We are currently working on three next steps:
- Enrichment of publicly available databases with additional hierarchical metadata has proven to be valuable to researchers. We plan to extend this capability to customer-proprietary datasets as part of our Nebula enterprise search platform. Most corporate research data is poorly tagged and haphazardly managed; internal research can be dramatically improved by adding more structured, domain-specific metadata.
- We selected the taxonomies from UMLS that we believed would have the most immediate impact on our customers’ workflow. We have already had requests to further enrich our public domain databases with more UMLS taxonomies, as well as several from the The Open Biological and Biomedical Ontology (OBO) Foundry.

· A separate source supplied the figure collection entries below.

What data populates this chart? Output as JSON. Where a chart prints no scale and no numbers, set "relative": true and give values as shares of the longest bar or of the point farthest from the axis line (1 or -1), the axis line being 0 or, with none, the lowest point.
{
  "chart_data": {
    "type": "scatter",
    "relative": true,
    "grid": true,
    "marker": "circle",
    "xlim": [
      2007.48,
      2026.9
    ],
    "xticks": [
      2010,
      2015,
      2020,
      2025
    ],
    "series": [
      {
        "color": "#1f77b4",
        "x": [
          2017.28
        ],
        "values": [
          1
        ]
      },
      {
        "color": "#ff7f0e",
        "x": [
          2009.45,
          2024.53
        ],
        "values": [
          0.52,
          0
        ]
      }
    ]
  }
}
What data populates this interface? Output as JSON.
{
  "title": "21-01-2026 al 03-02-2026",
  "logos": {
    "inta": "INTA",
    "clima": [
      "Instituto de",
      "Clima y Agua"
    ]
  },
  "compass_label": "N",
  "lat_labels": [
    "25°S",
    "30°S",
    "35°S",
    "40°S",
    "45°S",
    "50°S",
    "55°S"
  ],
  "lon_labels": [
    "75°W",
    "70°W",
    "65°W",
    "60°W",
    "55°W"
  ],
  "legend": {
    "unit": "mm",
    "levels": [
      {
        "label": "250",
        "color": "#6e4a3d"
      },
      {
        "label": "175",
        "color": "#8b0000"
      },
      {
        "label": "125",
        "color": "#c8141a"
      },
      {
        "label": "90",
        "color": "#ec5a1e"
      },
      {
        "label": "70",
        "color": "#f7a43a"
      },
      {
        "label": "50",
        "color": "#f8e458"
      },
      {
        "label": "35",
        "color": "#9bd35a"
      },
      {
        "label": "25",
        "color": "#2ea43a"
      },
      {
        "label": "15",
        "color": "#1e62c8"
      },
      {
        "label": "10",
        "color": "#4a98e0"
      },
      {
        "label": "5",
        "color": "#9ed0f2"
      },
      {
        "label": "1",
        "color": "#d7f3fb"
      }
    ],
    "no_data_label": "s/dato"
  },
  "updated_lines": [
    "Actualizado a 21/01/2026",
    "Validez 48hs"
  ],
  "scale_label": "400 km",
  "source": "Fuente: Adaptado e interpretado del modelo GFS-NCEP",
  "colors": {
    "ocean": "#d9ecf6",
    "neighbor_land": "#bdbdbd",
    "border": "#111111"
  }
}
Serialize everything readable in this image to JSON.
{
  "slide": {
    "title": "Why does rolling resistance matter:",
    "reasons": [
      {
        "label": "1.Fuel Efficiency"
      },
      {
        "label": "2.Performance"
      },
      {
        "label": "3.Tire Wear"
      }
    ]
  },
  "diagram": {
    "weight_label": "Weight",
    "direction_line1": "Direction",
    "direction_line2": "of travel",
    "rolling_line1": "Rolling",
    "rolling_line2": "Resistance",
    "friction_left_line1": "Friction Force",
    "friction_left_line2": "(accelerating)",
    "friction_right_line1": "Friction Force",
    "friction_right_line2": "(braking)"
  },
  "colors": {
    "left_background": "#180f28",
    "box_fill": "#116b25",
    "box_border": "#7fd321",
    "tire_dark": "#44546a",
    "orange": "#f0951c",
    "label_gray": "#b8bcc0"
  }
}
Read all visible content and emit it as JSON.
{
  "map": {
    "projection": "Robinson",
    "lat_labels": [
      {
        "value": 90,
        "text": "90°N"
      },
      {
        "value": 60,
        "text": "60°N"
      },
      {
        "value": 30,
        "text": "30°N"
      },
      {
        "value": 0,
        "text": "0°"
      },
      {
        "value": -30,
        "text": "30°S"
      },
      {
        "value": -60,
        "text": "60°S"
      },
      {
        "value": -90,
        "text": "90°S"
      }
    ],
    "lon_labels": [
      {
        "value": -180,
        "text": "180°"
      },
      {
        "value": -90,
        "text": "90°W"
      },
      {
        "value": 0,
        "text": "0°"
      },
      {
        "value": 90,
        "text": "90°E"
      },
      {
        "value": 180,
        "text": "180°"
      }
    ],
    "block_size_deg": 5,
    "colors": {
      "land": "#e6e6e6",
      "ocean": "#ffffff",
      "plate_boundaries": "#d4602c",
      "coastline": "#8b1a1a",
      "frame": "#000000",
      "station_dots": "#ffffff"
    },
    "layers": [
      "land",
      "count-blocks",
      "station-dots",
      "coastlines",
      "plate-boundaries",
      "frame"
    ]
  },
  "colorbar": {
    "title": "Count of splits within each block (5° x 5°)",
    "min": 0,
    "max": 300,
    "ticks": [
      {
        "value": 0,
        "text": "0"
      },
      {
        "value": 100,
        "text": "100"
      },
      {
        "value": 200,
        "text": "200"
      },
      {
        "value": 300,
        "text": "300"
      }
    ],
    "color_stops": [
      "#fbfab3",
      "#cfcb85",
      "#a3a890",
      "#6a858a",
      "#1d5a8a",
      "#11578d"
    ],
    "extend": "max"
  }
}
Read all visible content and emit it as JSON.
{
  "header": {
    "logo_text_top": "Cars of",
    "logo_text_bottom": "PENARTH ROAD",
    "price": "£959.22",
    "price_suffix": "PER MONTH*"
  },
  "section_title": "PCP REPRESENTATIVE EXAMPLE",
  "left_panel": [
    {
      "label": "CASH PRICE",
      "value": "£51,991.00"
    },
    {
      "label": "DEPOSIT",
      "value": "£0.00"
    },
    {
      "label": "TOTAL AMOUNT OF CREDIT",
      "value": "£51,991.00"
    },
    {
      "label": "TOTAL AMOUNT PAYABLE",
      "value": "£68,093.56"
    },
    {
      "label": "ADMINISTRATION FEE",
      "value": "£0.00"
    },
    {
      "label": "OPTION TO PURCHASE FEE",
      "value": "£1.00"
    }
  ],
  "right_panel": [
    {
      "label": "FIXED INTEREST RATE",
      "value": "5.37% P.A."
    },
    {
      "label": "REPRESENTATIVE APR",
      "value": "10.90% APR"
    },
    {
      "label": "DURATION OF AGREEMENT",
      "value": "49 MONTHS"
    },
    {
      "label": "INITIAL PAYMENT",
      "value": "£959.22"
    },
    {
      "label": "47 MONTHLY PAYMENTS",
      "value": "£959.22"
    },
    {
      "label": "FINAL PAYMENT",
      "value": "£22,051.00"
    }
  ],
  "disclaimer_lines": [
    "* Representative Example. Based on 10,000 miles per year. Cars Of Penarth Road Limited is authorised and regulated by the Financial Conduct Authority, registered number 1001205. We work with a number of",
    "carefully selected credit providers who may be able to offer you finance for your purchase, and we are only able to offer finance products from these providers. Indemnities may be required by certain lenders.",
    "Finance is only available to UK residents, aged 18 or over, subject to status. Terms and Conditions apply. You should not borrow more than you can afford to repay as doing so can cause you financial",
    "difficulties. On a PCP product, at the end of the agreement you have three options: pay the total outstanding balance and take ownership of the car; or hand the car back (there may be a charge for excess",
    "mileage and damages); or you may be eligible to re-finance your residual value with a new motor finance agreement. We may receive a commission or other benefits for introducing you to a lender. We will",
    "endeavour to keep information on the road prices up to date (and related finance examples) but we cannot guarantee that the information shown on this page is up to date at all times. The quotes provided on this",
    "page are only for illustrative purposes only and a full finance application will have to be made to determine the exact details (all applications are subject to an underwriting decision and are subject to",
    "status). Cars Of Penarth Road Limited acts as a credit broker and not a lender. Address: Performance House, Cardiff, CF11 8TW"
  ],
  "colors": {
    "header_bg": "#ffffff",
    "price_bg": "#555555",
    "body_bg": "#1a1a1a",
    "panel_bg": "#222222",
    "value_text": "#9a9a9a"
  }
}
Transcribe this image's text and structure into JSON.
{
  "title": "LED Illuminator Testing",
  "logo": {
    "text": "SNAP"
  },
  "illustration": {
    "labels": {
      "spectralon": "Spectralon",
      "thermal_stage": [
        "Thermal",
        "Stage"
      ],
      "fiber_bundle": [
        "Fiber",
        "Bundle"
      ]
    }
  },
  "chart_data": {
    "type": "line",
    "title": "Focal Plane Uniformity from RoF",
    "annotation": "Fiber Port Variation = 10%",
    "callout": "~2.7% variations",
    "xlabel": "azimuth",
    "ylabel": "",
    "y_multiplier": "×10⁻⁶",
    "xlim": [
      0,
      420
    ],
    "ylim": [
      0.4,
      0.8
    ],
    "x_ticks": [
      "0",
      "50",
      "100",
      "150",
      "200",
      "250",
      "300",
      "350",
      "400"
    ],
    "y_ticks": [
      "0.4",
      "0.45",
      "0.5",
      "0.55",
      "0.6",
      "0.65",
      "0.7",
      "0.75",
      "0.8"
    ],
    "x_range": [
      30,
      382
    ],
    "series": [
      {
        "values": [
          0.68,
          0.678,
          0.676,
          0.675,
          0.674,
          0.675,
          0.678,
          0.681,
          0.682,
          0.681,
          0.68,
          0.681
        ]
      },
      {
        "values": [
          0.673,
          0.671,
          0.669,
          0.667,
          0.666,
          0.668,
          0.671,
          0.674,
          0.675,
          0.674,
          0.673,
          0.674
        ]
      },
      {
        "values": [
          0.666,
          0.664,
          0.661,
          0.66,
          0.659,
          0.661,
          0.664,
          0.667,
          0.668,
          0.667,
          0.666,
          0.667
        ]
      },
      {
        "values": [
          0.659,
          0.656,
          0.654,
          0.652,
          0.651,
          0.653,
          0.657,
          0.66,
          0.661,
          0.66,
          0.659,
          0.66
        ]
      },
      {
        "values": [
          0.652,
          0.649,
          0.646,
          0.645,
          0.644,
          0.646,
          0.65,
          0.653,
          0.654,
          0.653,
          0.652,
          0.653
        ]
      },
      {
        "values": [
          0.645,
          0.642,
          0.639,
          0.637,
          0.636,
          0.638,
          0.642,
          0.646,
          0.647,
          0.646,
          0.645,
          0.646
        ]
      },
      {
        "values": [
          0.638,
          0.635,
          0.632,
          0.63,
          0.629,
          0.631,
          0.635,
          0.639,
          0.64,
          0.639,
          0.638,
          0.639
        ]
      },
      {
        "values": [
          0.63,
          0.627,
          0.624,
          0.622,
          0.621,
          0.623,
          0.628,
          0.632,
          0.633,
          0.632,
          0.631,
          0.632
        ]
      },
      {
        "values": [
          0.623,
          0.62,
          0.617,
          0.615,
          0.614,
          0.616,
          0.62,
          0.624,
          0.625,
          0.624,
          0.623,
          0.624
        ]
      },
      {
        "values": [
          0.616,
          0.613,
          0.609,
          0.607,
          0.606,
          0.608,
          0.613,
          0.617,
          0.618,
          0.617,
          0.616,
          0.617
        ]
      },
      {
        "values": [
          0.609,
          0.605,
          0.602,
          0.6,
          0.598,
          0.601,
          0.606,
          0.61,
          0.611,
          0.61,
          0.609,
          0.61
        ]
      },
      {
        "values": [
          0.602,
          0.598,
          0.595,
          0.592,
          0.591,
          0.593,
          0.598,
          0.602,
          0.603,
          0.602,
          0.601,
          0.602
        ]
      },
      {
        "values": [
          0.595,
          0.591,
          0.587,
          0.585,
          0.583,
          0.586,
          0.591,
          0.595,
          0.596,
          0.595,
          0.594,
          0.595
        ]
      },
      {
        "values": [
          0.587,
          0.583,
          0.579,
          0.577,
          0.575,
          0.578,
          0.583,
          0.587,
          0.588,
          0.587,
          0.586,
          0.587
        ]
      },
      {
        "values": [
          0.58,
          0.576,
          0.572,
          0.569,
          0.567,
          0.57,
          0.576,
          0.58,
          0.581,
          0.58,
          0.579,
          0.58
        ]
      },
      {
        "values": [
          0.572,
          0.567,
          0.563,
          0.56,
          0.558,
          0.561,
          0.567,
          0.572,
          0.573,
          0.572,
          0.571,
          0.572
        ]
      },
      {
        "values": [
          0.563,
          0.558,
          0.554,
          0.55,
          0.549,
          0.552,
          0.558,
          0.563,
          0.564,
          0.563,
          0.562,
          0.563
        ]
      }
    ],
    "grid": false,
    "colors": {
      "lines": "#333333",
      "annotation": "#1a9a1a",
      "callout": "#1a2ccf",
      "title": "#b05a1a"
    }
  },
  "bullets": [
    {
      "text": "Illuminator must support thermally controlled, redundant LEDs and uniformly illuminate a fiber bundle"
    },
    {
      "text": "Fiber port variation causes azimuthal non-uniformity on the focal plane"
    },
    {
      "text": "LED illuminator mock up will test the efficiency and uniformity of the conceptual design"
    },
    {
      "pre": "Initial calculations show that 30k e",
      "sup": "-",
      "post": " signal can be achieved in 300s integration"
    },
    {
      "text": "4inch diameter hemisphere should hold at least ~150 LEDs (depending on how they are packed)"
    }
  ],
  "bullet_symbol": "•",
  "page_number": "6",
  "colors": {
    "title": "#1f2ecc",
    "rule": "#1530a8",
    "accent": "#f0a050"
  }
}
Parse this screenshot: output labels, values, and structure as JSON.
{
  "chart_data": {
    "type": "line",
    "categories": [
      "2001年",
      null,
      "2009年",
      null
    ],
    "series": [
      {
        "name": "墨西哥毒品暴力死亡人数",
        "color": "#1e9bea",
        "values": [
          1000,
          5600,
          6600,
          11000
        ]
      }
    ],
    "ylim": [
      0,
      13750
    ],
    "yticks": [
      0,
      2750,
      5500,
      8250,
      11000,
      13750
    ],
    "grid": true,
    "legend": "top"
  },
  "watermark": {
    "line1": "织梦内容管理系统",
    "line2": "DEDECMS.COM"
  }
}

- While data enrichment has obvious benefits, in some respects it can contribute to information overload. To address this challenge ResoluteAI is incorporating many of these ontologies, taxonomies, and controlled vocabularies into a graph database, which will allow users to view the connections between content from disparate databases more efficiently. By clustering search results around annotations or combinations of annotations, users will be able to quickly identify papers, patents, clinical trials, etc. that meet highly granular specifications.
1 SciSpacy's entity linker matches entities to UMLS concepts based on textual similarity. It works as follows: it extracts entities from the text, called mentions. For each mention, it does a nearest neighbor search in a pre-computed index of UMLS concept aliases in the UMLS knowledge base. In order to do the nearest neighbors search (ANN), a mention of text is converted into a numerical vector of numbers based on a TF-IDF analysis of its 3-character n-grams. In other words, the text is broken down into n-grams like this: "biomedical" → [bio iom ome med edi dic ica al] and then each individual n-gram is assigned a weight indicating how "important" it is based on its frequency of occurrence within each concept alias vs. across all concepts. The final result is a vector that can be compared for similarity to other vectors such that similarity between the vectors indicates a strong similarity between the texts they represent and is robust enough to ignore minor spelling differences and word inversions. This robustness is another advantage over the OntoPortal usage of mgrep, since mrep is not able to recognize that minor variations are likely equivalent.
2 A specialized entity extractor powered by a neural network trained on medical and scientific corpora does a better job at entity extraction than simpler methods such as word boundary tokenization. For example, it will recognize phrases like "Post Traumatic Stress Disease" as a single concept.
3 Approximate Nearest Neighbor Search is a proximity search for points (e.g. UMLS aliases) close to a given query point (e.g. extracted mentions). We use LSH (locality sensitive hashing) but have begun transitioning to HNSW (hierarchical navigable small worlds).
4 MeSH, MedDRA, RxNorm, OMIM, GO, SNOMED CT, and ICD-10.